The government has given the Industrial Development Corporation of Zimbabwe (IDCZ) $30m to kick-start its role as a development financing institution and help local manufacturers, Finance Minister Mthuli Ncube has said. This comes after IDC is also engaging two prominent regional development finance institutions (names withheld) for a US$50m facility for the same cause.
“We have availed $30 million for the IDC to start playing its actual role of funding the private sector,” Ncube said. “We believe the IDC can play that role, and efforts are also underway to look for further funding for the IDCZ. Zimbabwe should become the manufacturing hub of Africa”.
The IDCZ’s mandate has been to drive industrialisation, but in the past the state investment vehicle diverted and started to run its own companies.
Following a Cabinet resolution that the IDCZ should start providing development finance to industry, the IDCZ approached IDC South Africa for US$20m to kick-start this role.

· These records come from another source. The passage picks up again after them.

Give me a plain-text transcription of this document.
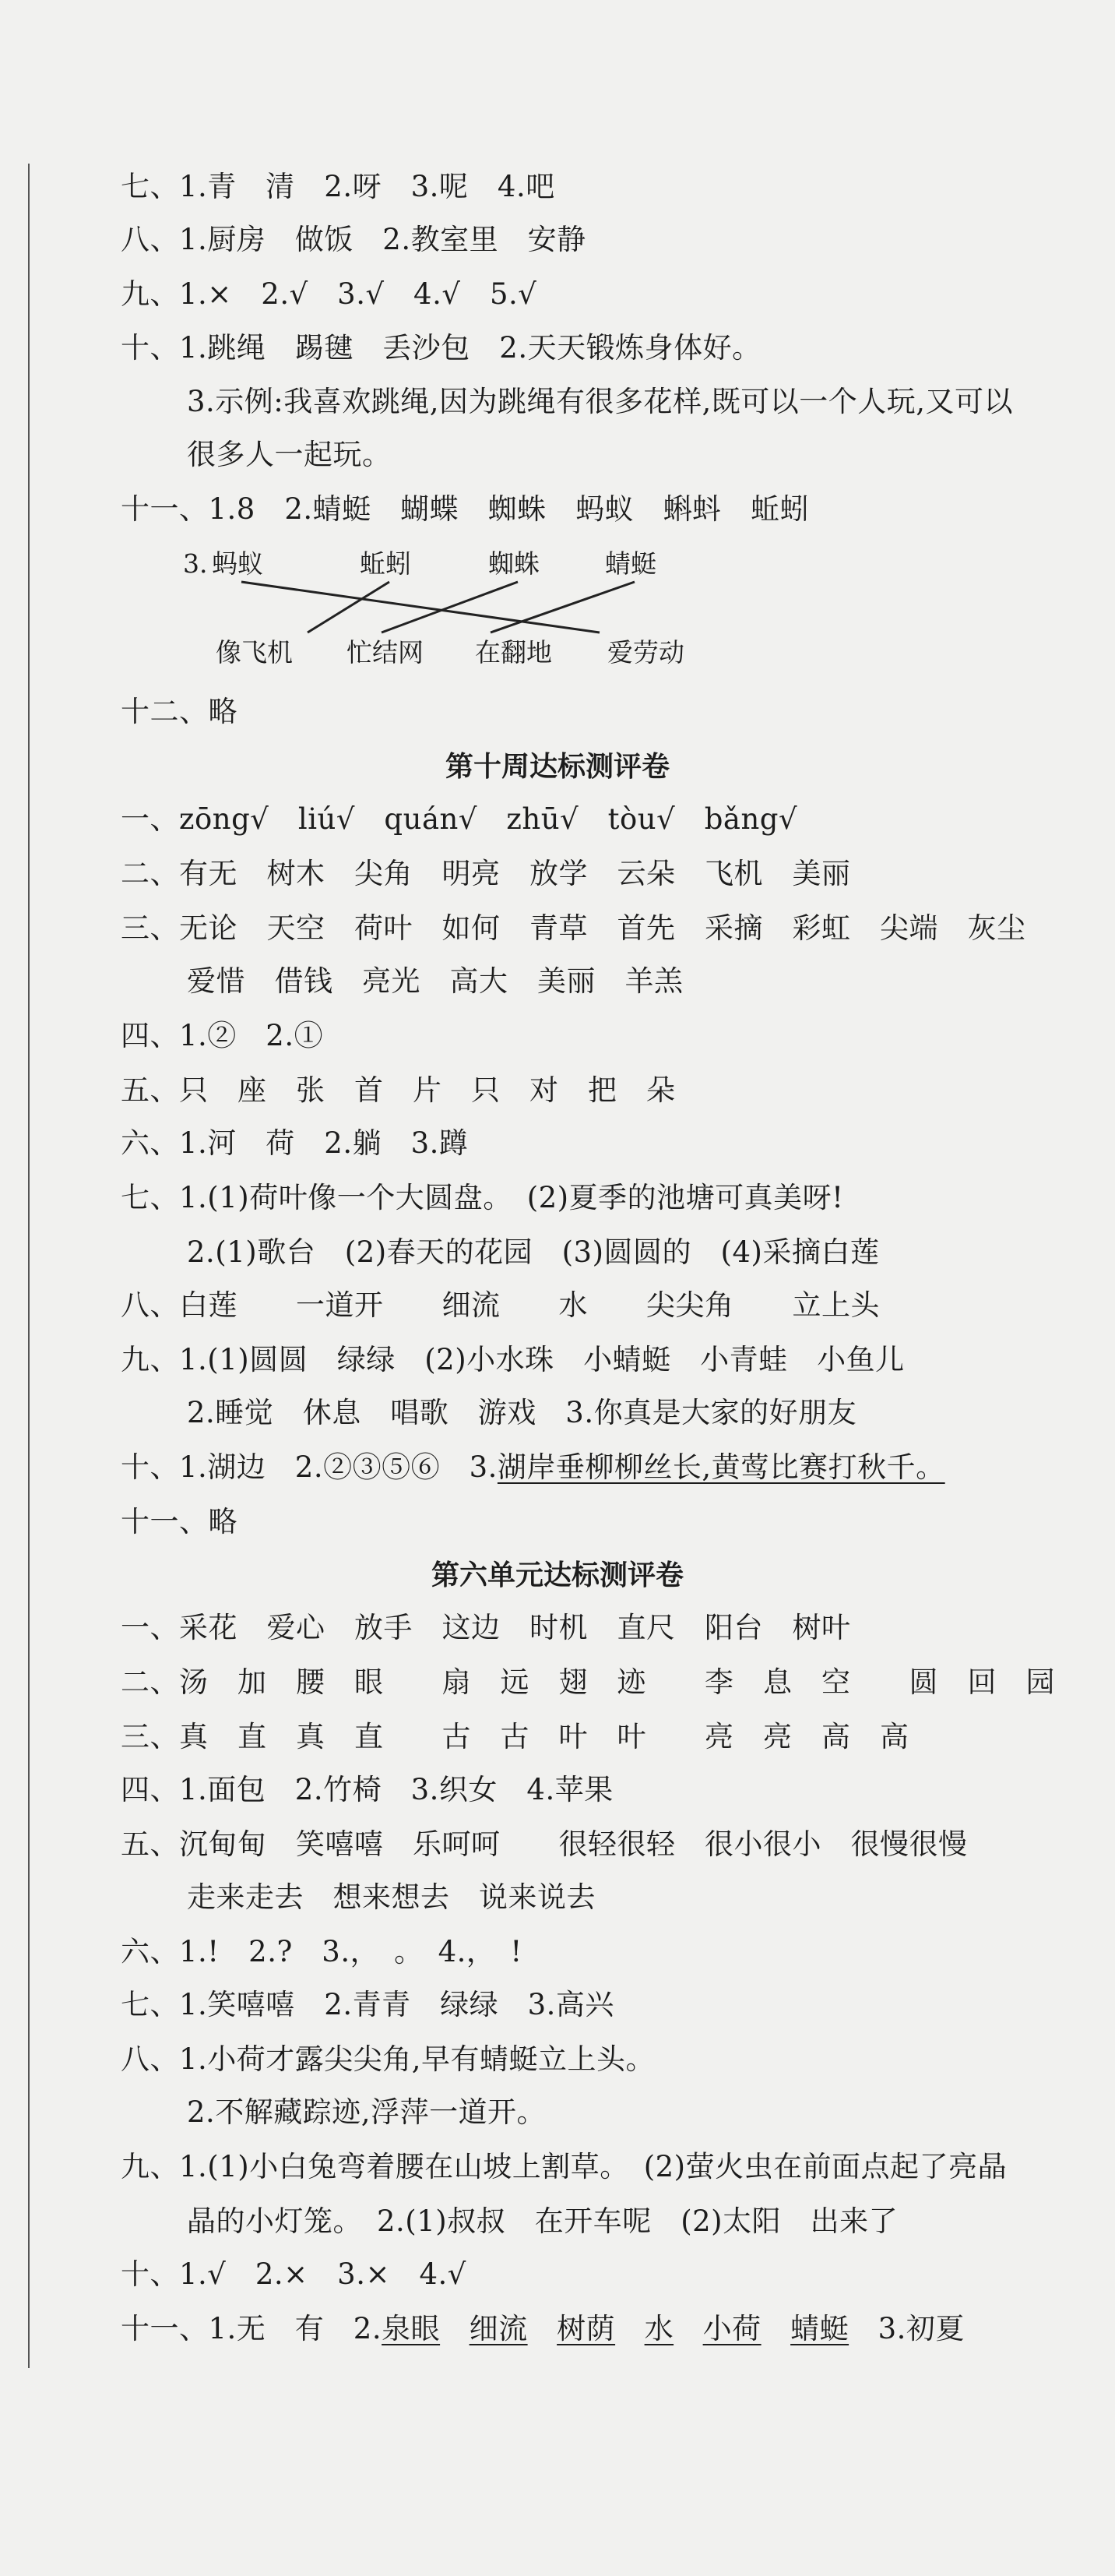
七、1.青　清　2.呀　3.呢　4.吧
八、1.厨房　做饭　2.教室里　安静
九、1.×　2.√　3.√　4.√　5.√
十、1.跳绳　踢毽　丢沙包　2.天天锻炼身体好。
3.示例:我喜欢跳绳,因为跳绳有很多花样,既可以一个人玩,又可以
很多人一起玩。
十一、1.8　2.蜻蜓　蝴蝶　蜘蛛　蚂蚁　蝌蚪　蚯蚓
3. 蚂蚁	蚯蚓	蜘蛛	蜻蜓
像飞机 忙结网 在翻地 爱劳动
十二、略
第十周达标测评卷
一、zōng√　liú√　quán√　zhū√　tòu√　bǎng√
二、有无　树木　尖角　明亮　放学　云朵　飞机　美丽
三、无论　天空　荷叶　如何　青草　首先　采摘　彩虹　尖端　灰尘
爱惜　借钱　亮光　高大　美丽　羊羔
四、1.②　2.①
五、只　座　张　首　片　只　对　把　朵
六、1.河　荷　2.躺　3.蹲
七、1.(1)荷叶像一个大圆盘。　(2)夏季的池塘可真美呀!
2.(1)歌台　(2)春天的花园　(3)圆圆的　(4)采摘白莲
八、白莲　　一道开　　细流　　水　　尖尖角　　立上头
九、1.(1)圆圆　绿绿　(2)小水珠　小蜻蜓　小青蛙　小鱼儿
2.睡觉　休息　唱歌　游戏　3.你真是大家的好朋友
十、1.湖边　2.②③⑤⑥　3.湖岸垂柳柳丝长,黄莺比赛打秋千。
十一、略
第六单元达标测评卷
一、采花　爱心　放手　这边　时机　直尺　阳台　树叶
二、汤　加　腰　眼　　扇　远　翅　迹　　李　息　空　　圆　回　园
三、真　直　真　直　　古　古　叶　叶　　亮　亮　高　高
四、1.面包　2.竹椅　3.织女　4.苹果
五、沉甸甸　笑嘻嘻　乐呵呵　　很轻很轻　很小很小　很慢很慢
走来走去　想来想去　说来说去
六、1.!　2.?　3.，　。　4.，　!
七、1.笑嘻嘻　2.青青　绿绿　3.高兴
八、1.小荷才露尖尖角,早有蜻蜓立上头。
2.不解藏踪迹,浮萍一道开。
九、1.(1)小白兔弯着腰在山坡上割草。　(2)萤火虫在前面点起了亮晶
晶的小灯笼。　2.(1)叔叔　在开车呢　(2)太阳　出来了
十、1.√　2.×　3.×　4.√
十一、1.无　有　2.泉眼　 细流　 树荫　 水　 小荷　 蜻蜓　 3.初夏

In 2016, the Office of Foreign Assets (OFAC) of the United States Department of Treasury removed IDCZ from the list of sanctions. This boosted the corporation’s prospects of executing its mandate, as the lifting of sanctions had a positive knock-on effect by triggering an unrestricted resumption of business with local, regional, and international suppliers and customers. The lifting of sanctions also enabled a competitive procurement of raw materials. IDCZ has vast investments, covering vehicle assembling, cement and chemical manufacturing, real estate, fertiliser production, edible oils manufacturing, mining, and industrial engineering among many others.
Its mandate is to establish and conduct any industrial undertaking, to facilitate, promote, guide and assist the financing of new industrial undertaking (including small and medium-scale), and schemes for the expansion, better organisation and modernisation of operations of existing industries and industrial undertakings.